The Yankees still own first place in the AL East, so that is not their concern. The concern is a level of play that has dropped what was once a 10-game lead in mid-July to two games with 28 games remaining.
The quality of play was bad again during Sunday’s 8-3 loss. The game quickly unraveled for Phil Hughes, who allowed two home runs to Mark Reynolds, including a mammoth three-run shot with nobody out in the sixth inning.
“We need to play better baseball,” manager Joe Girardi said. “I’m asked every day what my level of concern [is]. The concern is you play better baseball not where you are in the standings because we’re still in control of our destination. The concern is we need to play better. Offensively, defensively and pitching -- all things.”
“It’s pretty simple,” Derek Jeter said. “We’re not doing a lot of the things well -- pitching, offensively and defensively. It happens to every team every year at some point of the season. We had periods where we played well and periods where we played poorly. Right now, we’re playing poorly.”
Besides losing a game in the standings to the Orioles, they are up just 3 1/2 games on the Rays, whom they visit Monday and face again at Yankee Stadium in two weeks. They have been outscored 77-57 and are hitting .226 (120-for-530) with 125 strikeouts since Aug. 15, when they had a three-game winning streak and had won seven of eight following a stretch of 12 losses in 18 games.
“All I hear is concern this, concern that,” Nick Swisher said. “Nobody’s concerned. We’re two games up. It’s the beginning of September. If you told me in spring training, I’d buy into that. So there’s no concern over here. We are disappointed and we do need to play better.”

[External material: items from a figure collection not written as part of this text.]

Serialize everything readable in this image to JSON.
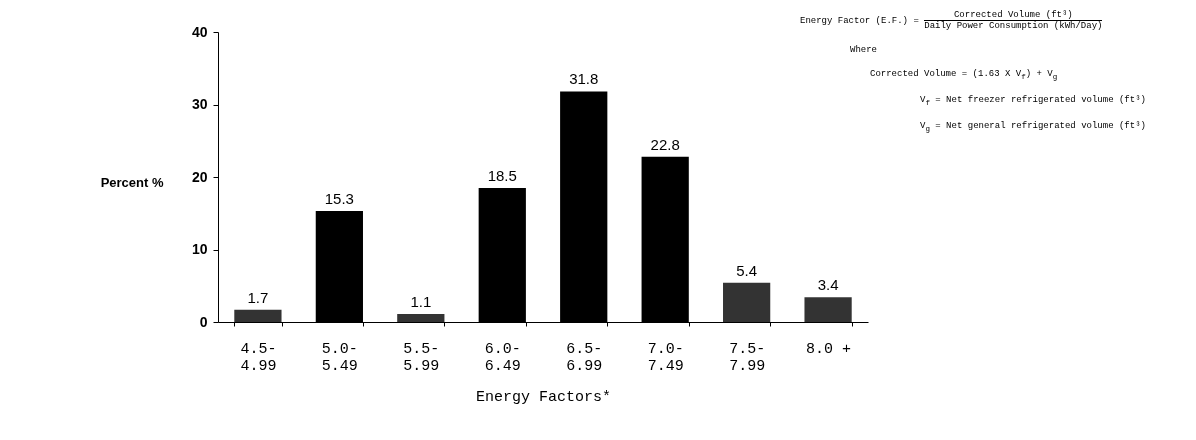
{
  "chart_data": {
    "type": "bar",
    "xlabel": "Energy Factors*",
    "ylabel": "Percent %",
    "categories": [
      "4.5-\n4.99",
      "5.0-\n5.49",
      "5.5-\n5.99",
      "6.0-\n6.49",
      "6.5-\n6.99",
      "7.0-\n7.49",
      "7.5-\n7.99",
      "8.0 +"
    ],
    "values": [
      1.7,
      15.3,
      1.1,
      18.5,
      31.8,
      22.8,
      5.4,
      3.4
    ],
    "colors": [
      "#333333",
      "#000000",
      "#333333",
      "#000000",
      "#000000",
      "#000000",
      "#333333",
      "#333333"
    ],
    "ylim": [
      0,
      40
    ],
    "yticks": [
      0,
      10,
      20,
      30,
      40
    ],
    "grid": false,
    "data_labels": true,
    "annotations": [
      "Energy Factor (E.F.) =",
      "Corrected Volume (ft³)",
      "Daily Power Consumption (kWh/Day)",
      "Where",
      "Corrected Volume = (1.63 X V$_{f}$) + V$_{g}$",
      "V$_{f}$ = Net freezer refrigerated volume (ft³)",
      "V$_{g}$ = Net general refrigerated volume (ft³)"
    ]
  }
}
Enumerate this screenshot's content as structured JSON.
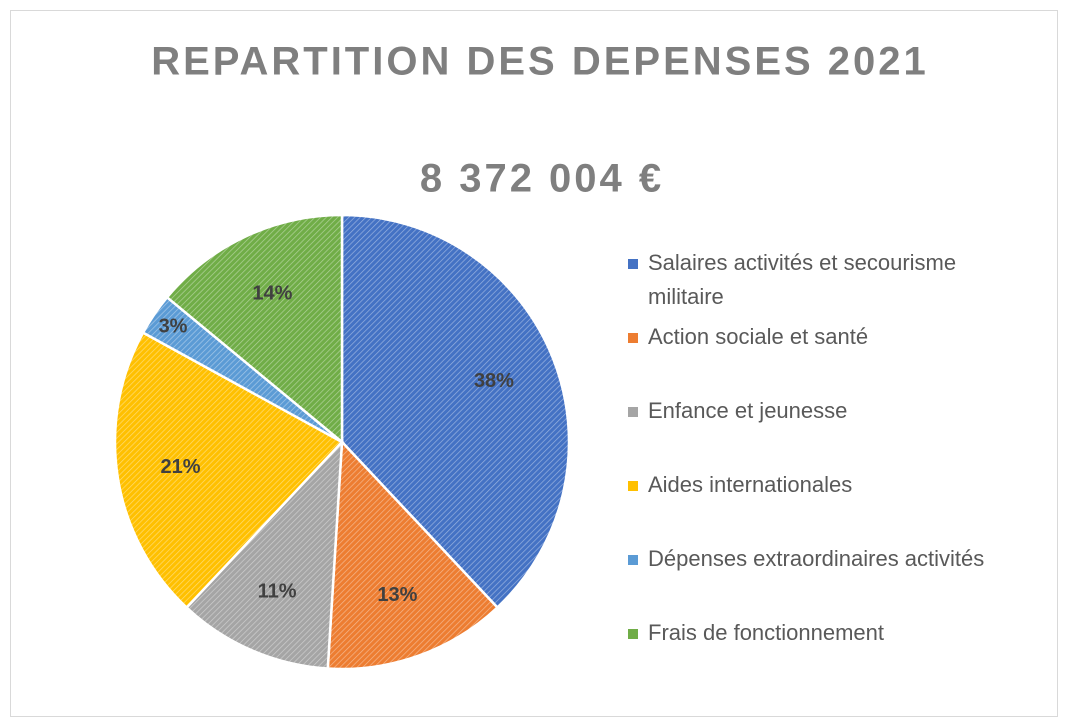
{
  "chart_data": {
    "type": "pie",
    "title": "REPARTITION DES DEPENSES 2021",
    "subtitle": "8 372 004 €",
    "categories": [
      "Salaires activités et secourisme militaire",
      "Action sociale et santé",
      "Enfance et jeunesse",
      "Aides internationales",
      "Dépenses extraordinaires activités",
      "Frais de fonctionnement"
    ],
    "values": [
      38,
      13,
      11,
      21,
      3,
      14
    ],
    "value_labels": [
      "38%",
      "13%",
      "11%",
      "21%",
      "3%",
      "14%"
    ],
    "colors": [
      "#4472c4",
      "#ed7d31",
      "#a5a5a5",
      "#ffc000",
      "#5b9bd5",
      "#70ad47"
    ],
    "legend": "right"
  }
}
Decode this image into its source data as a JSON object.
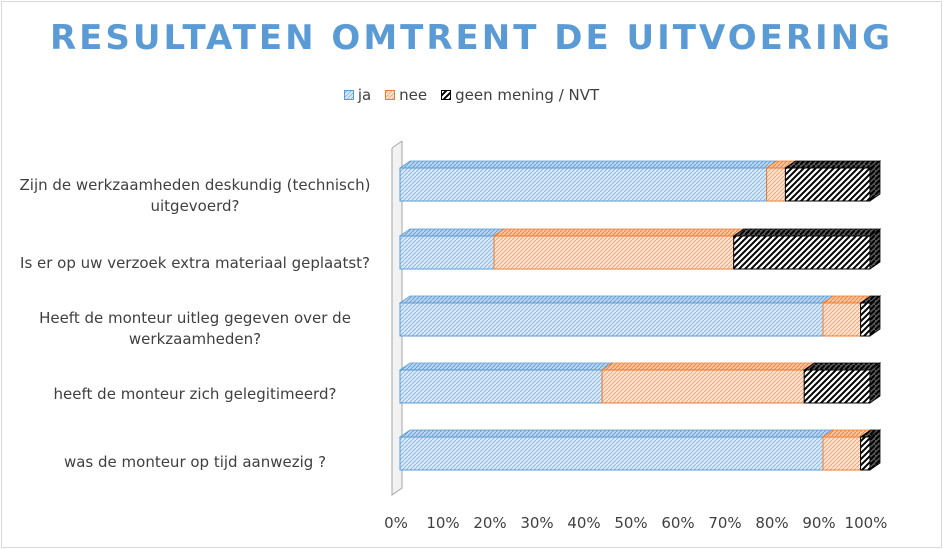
{
  "chart_data": {
    "type": "bar",
    "orientation": "horizontal",
    "stacked": "100%",
    "three_d": true,
    "title": "RESULTATEN OMTRENT DE UITVOERING",
    "categories": [
      "Zijn de werkzaamheden deskundig (technisch) uitgevoerd?",
      "Is er op uw verzoek extra materiaal geplaatst?",
      "Heeft de monteur uitleg gegeven over de werkzaamheden?",
      "heeft de monteur zich gelegitimeerd?",
      "was de monteur op tijd aanwezig ?"
    ],
    "series": [
      {
        "name": "ja",
        "values": [
          78,
          20,
          90,
          43,
          90
        ]
      },
      {
        "name": "nee",
        "values": [
          4,
          51,
          8,
          43,
          8
        ]
      },
      {
        "name": "geen mening / NVT",
        "values": [
          18,
          29,
          2,
          14,
          2
        ]
      }
    ],
    "xlim": [
      0,
      100
    ],
    "x_ticks": [
      "0%",
      "10%",
      "20%",
      "30%",
      "40%",
      "50%",
      "60%",
      "70%",
      "80%",
      "90%",
      "100%"
    ],
    "legend_position": "top",
    "gridlines": false
  },
  "colors": {
    "title": "#5b9bd5",
    "ja_stroke": "#5b9bd5",
    "ja_fill": "#dbe9f6",
    "nee_stroke": "#ed7d31",
    "nee_fill": "#fbe3d3",
    "nvt_stroke": "#000000",
    "nvt_fill": "#ffffff"
  }
}
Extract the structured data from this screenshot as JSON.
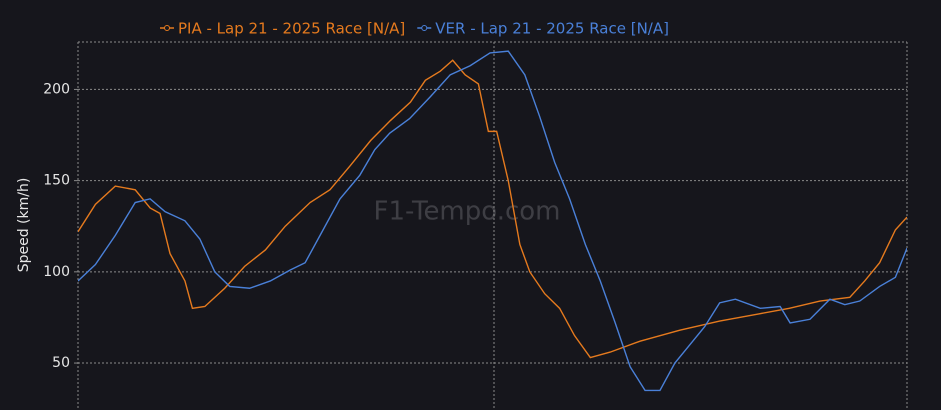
{
  "chart_data": {
    "type": "line",
    "ylabel": "Speed (km/h)",
    "watermark": "F1-Tempo.com",
    "xlim": [
      0,
      100
    ],
    "ylim": [
      27,
      226
    ],
    "yticks": [
      50,
      100,
      150,
      200
    ],
    "grid": true,
    "legend": "top",
    "series": [
      {
        "name": "PIA - Lap 21 - 2025 Race [N/A]",
        "color": "#e57a1e",
        "x": [
          0,
          2.1,
          4.5,
          6.9,
          8.7,
          9.9,
          11.1,
          12.9,
          13.8,
          15.3,
          17.7,
          20.1,
          22.6,
          25.0,
          28.0,
          30.4,
          32.8,
          35.3,
          37.7,
          40.1,
          41.9,
          43.7,
          45.2,
          46.7,
          48.3,
          49.5,
          50.5,
          51.9,
          53.3,
          54.5,
          56.3,
          58.1,
          59.9,
          61.8,
          64.2,
          67.8,
          72.6,
          77.4,
          82.2,
          85.8,
          89.5,
          93.1,
          94.9,
          96.7,
          98.6,
          100
        ],
        "values": [
          122,
          137,
          147,
          145,
          135,
          132,
          110,
          95,
          80,
          81,
          91,
          103,
          112,
          125,
          138,
          145,
          158,
          172,
          183,
          193,
          205,
          210,
          216,
          208,
          203,
          177,
          177,
          150,
          115,
          100,
          88,
          80,
          65,
          53,
          56,
          62,
          68,
          73,
          77,
          80,
          84,
          86,
          95,
          105,
          123,
          130
        ]
      },
      {
        "name": "VER - Lap 21 - 2025 Race [N/A]",
        "color": "#4a80d8",
        "x": [
          0,
          2.1,
          4.5,
          6.9,
          8.7,
          10.5,
          12.9,
          14.7,
          16.5,
          18.3,
          20.7,
          23.2,
          25.6,
          27.4,
          29.2,
          31.6,
          34.0,
          35.8,
          37.6,
          40.0,
          42.5,
          44.9,
          47.3,
          49.7,
          51.9,
          53.9,
          55.7,
          57.5,
          59.3,
          61.2,
          63.0,
          64.8,
          66.6,
          68.4,
          70.2,
          72.0,
          73.8,
          75.6,
          77.4,
          79.3,
          82.3,
          84.7,
          85.9,
          88.3,
          90.7,
          92.5,
          94.3,
          96.7,
          98.6,
          100
        ],
        "values": [
          95,
          104,
          120,
          138,
          140,
          133,
          128,
          118,
          100,
          92,
          91,
          95,
          101,
          105,
          120,
          140,
          153,
          167,
          176,
          184,
          196,
          208,
          213,
          220,
          221,
          208,
          185,
          160,
          140,
          115,
          95,
          72,
          48,
          35,
          35,
          50,
          60,
          70,
          83,
          85,
          80,
          81,
          72,
          74,
          85,
          82,
          84,
          92,
          97,
          113
        ]
      }
    ]
  }
}
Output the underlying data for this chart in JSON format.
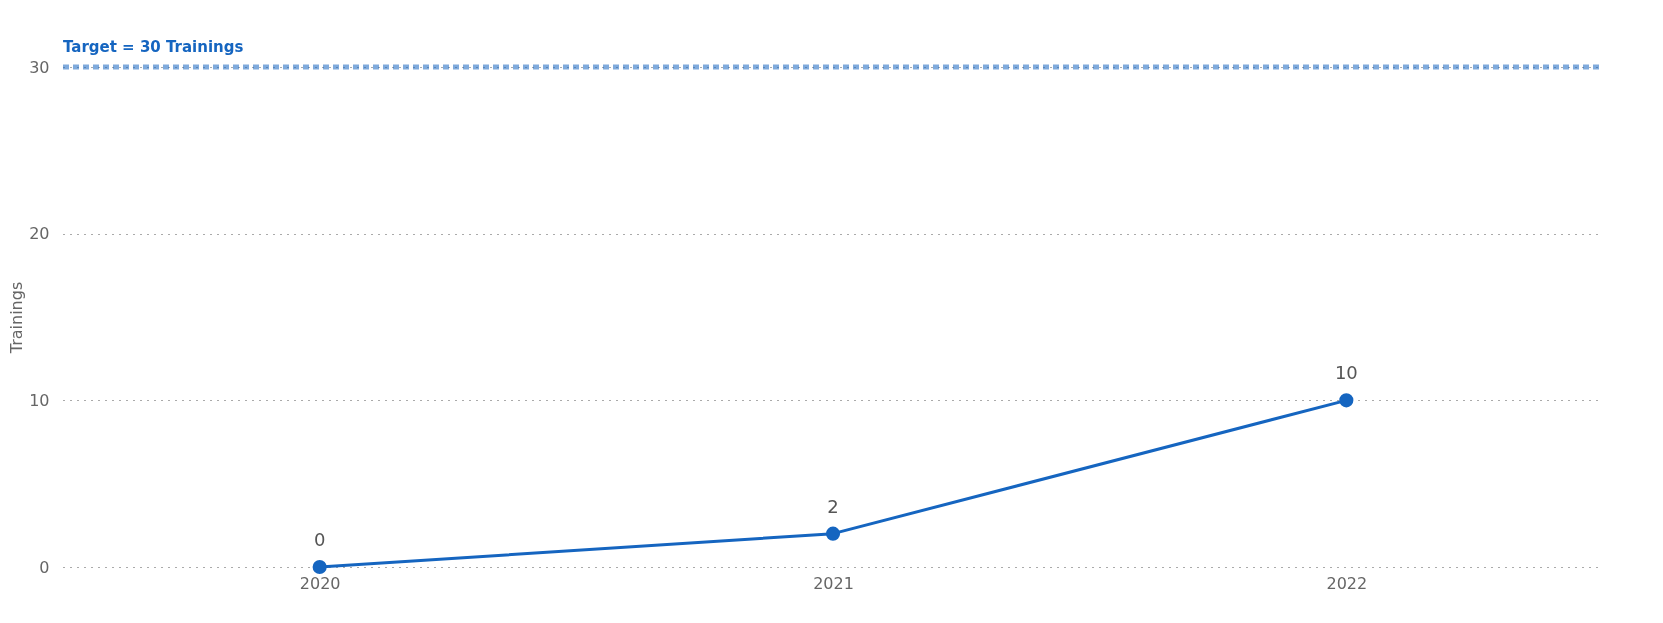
{
  "chart_data": {
    "type": "line",
    "ylabel": "Trainings",
    "categories": [
      "2020",
      "2021",
      "2022"
    ],
    "values": [
      0,
      2,
      10
    ],
    "color": "#1565c0",
    "ylim": [
      0,
      30
    ],
    "yticks": [
      0,
      10,
      20,
      30
    ],
    "grid": "y",
    "marker": "circle",
    "line_style": "solid",
    "data_labels": true,
    "ref_lines": [
      {
        "axis": "y",
        "value": 30,
        "label": "Target = 30 Trainings",
        "color": "#1565c0",
        "line_style": "dashed"
      }
    ]
  }
}
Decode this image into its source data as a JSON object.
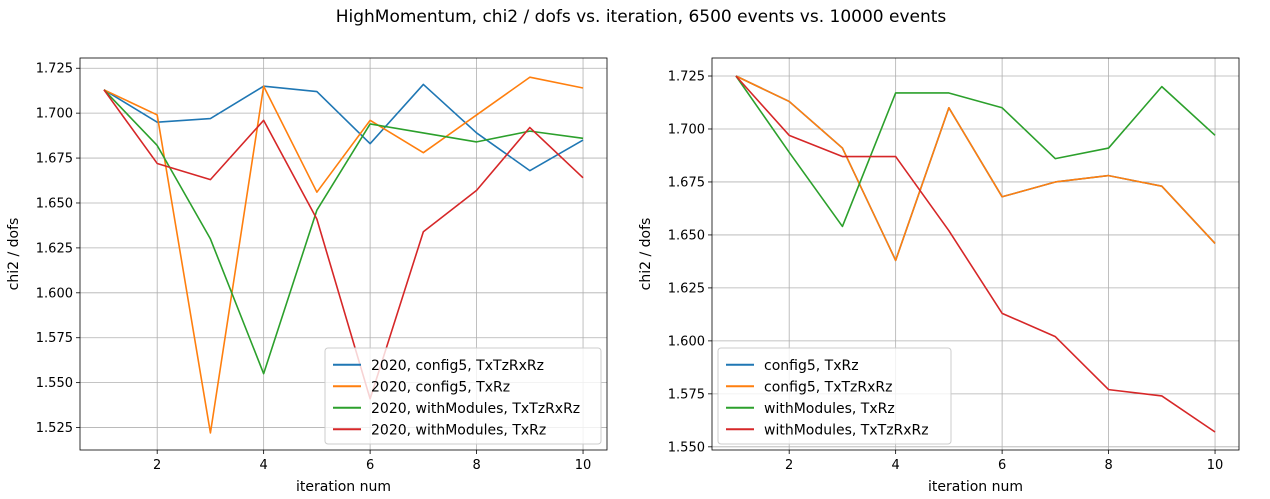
{
  "suptitle": "HighMomentum, chi2 / dofs vs. iteration, 6500 events vs. 10000 events",
  "chart_data": [
    {
      "type": "line",
      "title": "",
      "xlabel": "iteration num",
      "ylabel": "chi2 / dofs",
      "xlim": [
        0.55,
        10.45
      ],
      "ylim": [
        1.5125,
        1.7307
      ],
      "xticks": [
        2,
        4,
        6,
        8,
        10
      ],
      "yticks": [
        1.525,
        1.55,
        1.575,
        1.6,
        1.625,
        1.65,
        1.675,
        1.7,
        1.725
      ],
      "xtick_labels": [
        "2",
        "4",
        "6",
        "8",
        "10"
      ],
      "ytick_labels": [
        "1.525",
        "1.550",
        "1.575",
        "1.600",
        "1.625",
        "1.650",
        "1.675",
        "1.700",
        "1.725"
      ],
      "grid": true,
      "legend_loc": "lower right",
      "x": [
        1,
        2,
        3,
        4,
        5,
        6,
        7,
        8,
        9,
        10
      ],
      "series": [
        {
          "name": "2020, config5, TxTzRxRz",
          "color": "#1f77b4",
          "values": [
            1.713,
            1.695,
            1.697,
            1.715,
            1.712,
            1.683,
            1.716,
            1.689,
            1.668,
            1.685
          ]
        },
        {
          "name": "2020, config5, TxRz",
          "color": "#ff7f0e",
          "values": [
            1.713,
            1.699,
            1.522,
            1.715,
            1.656,
            1.696,
            1.678,
            1.699,
            1.72,
            1.714
          ]
        },
        {
          "name": "2020, withModules, TxTzRxRz",
          "color": "#2ca02c",
          "values": [
            1.713,
            1.682,
            1.63,
            1.555,
            1.646,
            1.694,
            1.689,
            1.684,
            1.69,
            1.686
          ]
        },
        {
          "name": "2020, withModules, TxRz",
          "color": "#d62728",
          "values": [
            1.713,
            1.672,
            1.663,
            1.696,
            1.641,
            1.541,
            1.634,
            1.657,
            1.692,
            1.664
          ]
        }
      ]
    },
    {
      "type": "line",
      "title": "",
      "xlabel": "iteration num",
      "ylabel": "chi2 / dofs",
      "xlim": [
        0.55,
        10.45
      ],
      "ylim": [
        1.5485,
        1.7335
      ],
      "xticks": [
        2,
        4,
        6,
        8,
        10
      ],
      "yticks": [
        1.55,
        1.575,
        1.6,
        1.625,
        1.65,
        1.675,
        1.7,
        1.725
      ],
      "xtick_labels": [
        "2",
        "4",
        "6",
        "8",
        "10"
      ],
      "ytick_labels": [
        "1.550",
        "1.575",
        "1.600",
        "1.625",
        "1.650",
        "1.675",
        "1.700",
        "1.725"
      ],
      "grid": true,
      "legend_loc": "lower left",
      "x": [
        1,
        2,
        3,
        4,
        5,
        6,
        7,
        8,
        9,
        10
      ],
      "series": [
        {
          "name": "config5, TxRz",
          "color": "#1f77b4",
          "values": [
            1.725,
            1.713,
            1.691,
            1.638,
            1.71,
            1.668,
            1.675,
            1.678,
            1.673,
            1.646
          ]
        },
        {
          "name": "config5, TxTzRxRz",
          "color": "#ff7f0e",
          "values": [
            1.725,
            1.713,
            1.691,
            1.638,
            1.71,
            1.668,
            1.675,
            1.678,
            1.673,
            1.646
          ]
        },
        {
          "name": "withModules, TxRz",
          "color": "#2ca02c",
          "values": [
            1.725,
            1.689,
            1.654,
            1.717,
            1.717,
            1.71,
            1.686,
            1.691,
            1.72,
            1.697
          ]
        },
        {
          "name": "withModules, TxTzRxRz",
          "color": "#d62728",
          "values": [
            1.725,
            1.697,
            1.687,
            1.687,
            1.652,
            1.613,
            1.602,
            1.577,
            1.574,
            1.557
          ]
        }
      ]
    }
  ]
}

The latest disappointing performance came after Hughes allowed two long home runs to Reynolds on consecutive at-bats.
Reynolds’ first home went to left field on a 2-2 fastball leading off the fifth to cut the Yankee lead to 2-1. An inning later, Hughes walked Nate McLouth before giving up line drive singles to Adam Jones and Matt Wieters.
Instead of sticking with his primary pitch, Hughes got ahead 0-1 with a slider but on the next pitch hung a 74-mph curveball that landed 437 feet away in the left-field bleachers.
“The wheels just came off,” Hughes said. “Everything was flat but really the two home runs to Reynolds were killer.”
“He just stopped making pitches,” Girardi said. “It looked like he was getting too much of the plate.”
Reynolds was 1-for-6 against Hughes coming into the game and by the time he came up in the sixth with two on, it seemed that Girardi would lift him. Girardi decided he did not want to mix and match with righty Cody Eppley, lefty Boone Logan and another right-handed pitcher, especially without anyone out.
“That was my decision, OK, to leave him in there,” Girardi said. “He struck him out and [had] given up a home run. Reynolds is a guy that is going to strike out his share. There are different things he can do to him. He hung a breaking ball. My other choice is bring in Eppley there and then to bring in Boonie to the left-hander. Then I got to bring in another right-hander. I felt better leaving Hughsie in against Reynolds than what I would have done after Boone. If there’s one out, it’s a different story but there was nobody out.”
Before getting to the decisive at-bat against Reynolds, Hughes looked like the pitcher who had been 6-0 with a 1.62 ERA in his previous seven home starts. It was that reason why his turn was pushed up and Hughes started strong by retiring the first eight on mostly fastballs and getting out of trouble in the fifth following Reynolds’s first home run.
Hughes and the Yankees’ could have been in worse shape if not for Chris Dickerson. Dickerson hit a two-run home run in his first at-bat of the year and then sprinted toward the center-field fence to rob Adam Jones of a two-run home run for the final out of the seventh.
Dickerson did not get a chance to continue one of the best days of his career. In the seventh against left-handed reliever Randy Wolf, Andruw Jones weakly flied out to right field with a man on first and the inning ended when Derek Jeter bounced into a double play and to essentially end any chance for a comeback.